Narrative convenience for you?’ She barked a quick, sharp laugh.
‘I remember he was kind, and very tall, and he would bring me presents when he visited my mother. That was, until he started a real family. His real wife, his real child. The ones he didn’t have to hide from his precious Order.
’ Her eyes shone with bitter tears of conviction and many, many years of heartache.
Gwen drew a long, quaking breath – Isobelle’s warmth had reached her lungs. ‘Gargery said something happened one day to drive the sorceress mad … make her start attacking with her summoned animals …’
‘Love makes us do strange things.’ Tabitha’s eyes held as much anguish as fury.
Gwen could almost see Tabitha as she had once been, a little girl abandoned by both parents – one through indifference, the other through heartbreak and rage.
A little girl who, in order to make her way in the world, learned to use the very thing that haunted the recesses of her spirit: fear.
For a long moment, the only sound was the cheerful crackle of the fire and, very faintly in the distance, the whispering waves against the rocks far below.
Then Tabitha clapped her hands briskly. ‘Now, you two can stay here and cower for as long as you like – I don’t actually want to hurt either of you, despite what you might think.
I am going to go have a conversation with that operative of the Order who arrived in such dramatic fashion the other night. ’
Gwen found, all of a sudden, that she could move again.
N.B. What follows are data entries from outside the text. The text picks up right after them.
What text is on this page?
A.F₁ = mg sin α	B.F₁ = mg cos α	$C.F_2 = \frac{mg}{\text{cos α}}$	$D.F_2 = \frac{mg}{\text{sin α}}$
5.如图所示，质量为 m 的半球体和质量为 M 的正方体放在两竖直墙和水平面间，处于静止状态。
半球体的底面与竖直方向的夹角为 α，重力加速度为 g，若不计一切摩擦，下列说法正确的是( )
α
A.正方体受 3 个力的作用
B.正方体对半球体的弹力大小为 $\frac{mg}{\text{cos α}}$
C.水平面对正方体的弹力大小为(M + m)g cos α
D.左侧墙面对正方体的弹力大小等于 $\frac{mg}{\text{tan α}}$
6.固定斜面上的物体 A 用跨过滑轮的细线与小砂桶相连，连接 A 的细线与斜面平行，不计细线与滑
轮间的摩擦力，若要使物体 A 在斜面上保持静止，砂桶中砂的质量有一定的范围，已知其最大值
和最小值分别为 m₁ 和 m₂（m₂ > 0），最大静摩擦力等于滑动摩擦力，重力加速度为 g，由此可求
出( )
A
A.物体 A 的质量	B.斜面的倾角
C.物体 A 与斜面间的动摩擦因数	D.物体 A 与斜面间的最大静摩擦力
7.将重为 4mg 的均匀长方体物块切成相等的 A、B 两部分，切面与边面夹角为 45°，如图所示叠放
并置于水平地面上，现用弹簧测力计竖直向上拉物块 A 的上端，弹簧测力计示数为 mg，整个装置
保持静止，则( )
She took a step forward, still holding Isobelle’s hand, and raised her sword. ‘I’m not going to let you leave,’ she said, firming her voice.
Tabitha glanced at her over her shoulder.
‘You’re going to stop me?’ Her smile was, strangely, a little sad.
‘Oh, Gwen. Don’t you know you’re my creature?
’ Her eyes locked on Gwen’s, and a shock of horror ran through Gwen’s body; Isobelle’s hand suddenly felt like glowing iron, burning her. Gwen flung it away with a gasp.
Tabitha whispered, ‘You stand upon the stones where my mother died. This is my spell, and you’ve walked straight into it.’
She snapped her fingers, and the world tilted sideways.
Gwen never felt herself hit the ground.